When Congress starts looking for ways to balance the budget, credit unions often find themselves in the crosshairs. This time around, the Defense Credit Union Council (DCUC) is making it clear: hands off.
The advocacy group just fired off letters to House and Senate Budget Committee leaders as “Reconciliation 2.0” talks heat up on Capitol Hill. Their message? Don’t even think about messing with credit unions’ tax-exempt status—a protection that’s been in place for decades and serves a very real purpose.
More Than Just Numbers on a Spreadsheet
Here’s what lawmakers need to understand: credit unions aren’t your typical financial institutions. They’re not-for-profit, member-owned cooperatives that actually return value to the people who use them. And for military families, federal employees, and veterans, they’ve become an essential financial lifeline.
Jason Stverak, DCUC’s Chief Advocacy Officer, laid out exactly what’s at stake if Congress decides to treat credit union tax status as a convenient piggy bank for budget offsets.
When Crisis Hits, Credit Unions Show Up
Remember those government shutdowns that left federal workers scrambling? Credit unions stepped in with real solutions:
- Zero-percent emergency loans (yes, actually 0%)
- Paycheck advances to cover the gap
- Fee waivers and loan deferrals
- On-base financial assistance for military families
This isn’t theoretical goodwill—it’s tangible support that keeps families afloat when paychecks disappear overnight. Change the tax structure, and you’re essentially kneecapping institutions that provide this kind of crisis response.
The “Loophole” That Isn’t
Stverak didn’t mince words about the tired argument that credit union tax exemption is somehow a loophole that needs closing.
“This tax status reflects the not-for-profit, member-owned structure of credit unions and allows these institutions to continue returning value directly to their members,” he explained. “The ‘loophole’ claim is a tired antic that mischaracterizes the long-standing purpose and recognition of the cooperative mission credit unions carry out across communities nationwide.”
Translation: calling this a loophole is either lazy thinking or deliberate misrepresentation. Credit unions got tax-exempt status because of what they are and how they operate, not through some accounting trick.
The Real-World Impact
Let’s talk numbers, because they matter here. According to the NCUA’s latest data, federally insured credit unions serve roughly 144.7 million members and hold about $2.43 trillion in assets. Within that ecosystem, defense-oriented credit unions alone serve over 40 million members and manage more than $525 billion in assets—including facilities overseas and on military bases.
Treasury’s budget estimates peg the credit union tax exemption at around $2.48 billion for FY2025, ballooning to about $32.17 billion through FY2034. On a spreadsheet, that looks like an attractive offset. But as DCUC points out, even Treasury acknowledges these estimates don’t account for behavioral changes and economic ripple effects that would follow a policy shift.
In other words, you wouldn’t actually collect all that revenue if you eliminated the exemption. People and institutions adapt, often in ways that undermine the original budget projections.

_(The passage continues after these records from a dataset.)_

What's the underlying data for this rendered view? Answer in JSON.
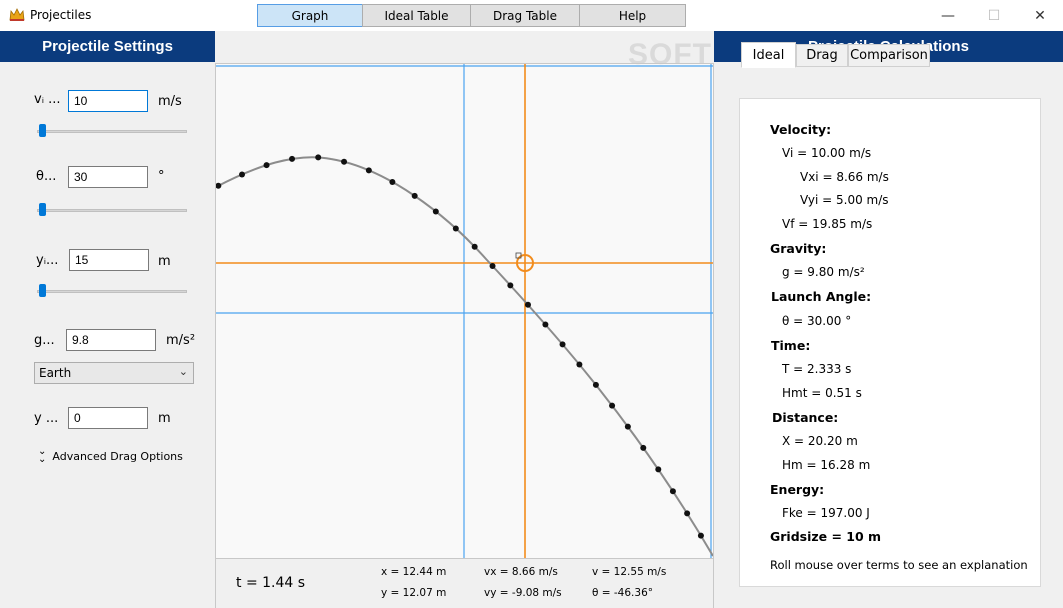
{
  "window": {
    "title": "Projectiles",
    "minimize": "—",
    "maximize": "☐",
    "close": "✕"
  },
  "left_panel": {
    "header": "Projectile Settings",
    "velocity": {
      "label": "vᵢ ...",
      "value": "10",
      "unit": "m/s",
      "slider_fraction": 0.0
    },
    "angle": {
      "label": "θ...",
      "value": "30",
      "unit": "°",
      "slider_fraction": 0.0
    },
    "height": {
      "label": "yᵢ...",
      "value": "15",
      "unit": "m",
      "slider_fraction": 0.0
    },
    "gravity": {
      "label": "g...",
      "value": "9.8",
      "unit": "m/s²"
    },
    "planet": {
      "selected": "Earth"
    },
    "y_offset": {
      "label": "y ...",
      "value": "0",
      "unit": "m"
    },
    "advanced_label": "Advanced Drag Options"
  },
  "tabs": [
    {
      "label": "Graph",
      "active": true
    },
    {
      "label": "Ideal Table",
      "active": false
    },
    {
      "label": "Drag Table",
      "active": false
    },
    {
      "label": "Help",
      "active": false
    }
  ],
  "status": {
    "time": "t = 1.44 s",
    "x": "x = 12.44 m",
    "y": "y = 12.07 m",
    "vx": "vx = 8.66 m/s",
    "vy": "vy = -9.08 m/s",
    "v": "v = 12.55 m/s",
    "theta": "θ = -46.36°"
  },
  "right_panel": {
    "header": "Projectile Calculations",
    "tabs": [
      {
        "label": "Ideal",
        "active": true
      },
      {
        "label": "Drag",
        "active": false
      },
      {
        "label": "Comparison",
        "active": false
      }
    ],
    "velocity_head": "Velocity:",
    "vi": "Vi = 10.00 m/s",
    "vxi": "Vxi = 8.66 m/s",
    "vyi": "Vyi = 5.00 m/s",
    "vf": "Vf = 19.85 m/s",
    "gravity_head": "Gravity:",
    "g": "g = 9.80 m/s²",
    "angle_head": "Launch Angle:",
    "theta": "θ = 30.00 °",
    "time_head": "Time:",
    "T": "T = 2.333 s",
    "hmt": "Hmt = 0.51 s",
    "distance_head": "Distance:",
    "X": "X = 20.20 m",
    "hm": "Hm = 16.28 m",
    "energy_head": "Energy:",
    "fke": "Fke = 197.00 J",
    "gridsize": "Gridsize = 10 m",
    "hint": "Roll mouse over terms to see an explanation"
  },
  "watermark": "SOFTPEDIA",
  "colors": {
    "header_bg": "#0b3b7e",
    "accent": "#0078d7",
    "crosshair": "#f28c1c",
    "grid": "#4aa3f0"
  }
}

A Mission-Driven Model Worth Protecting
Anthony Hernandez, DCUC’s President and CEO (and a retired U.S. Air Force Colonel), framed the issue in stark terms: “Credit unions are not just financial institutions—they are mission-driven partners in supporting the financial security of millions of Americans, including those who serve our country.”
He added that any move to alter their tax status “risks weakening a system that consistently steps up in times of crisis. Congress should be reinforcing these institutions, not considering policies that could limit their ability to serve members when it matters most.”
It’s a fair point. When banks pull out of less profitable markets or decline to offer services that don’t pencil out financially, credit unions often fill the gap. That community-focused approach works precisely because they’re not answering to shareholders demanding maximum returns.
The Door’s Open for Conversation
DCUC made clear they’re ready to brief congressional offices and provide detailed data on how tax status changes would affect constituents. That’s the right move—bringing facts and real-world impact stories to the table rather than just shouting from the sidelines.
As budget negotiations continue, lawmakers would do well to look beyond convenient revenue projections and consider what they’d actually be dismantling. Sometimes the systems that look expensive on paper deliver value that’s hard to quantify—until they’re gone.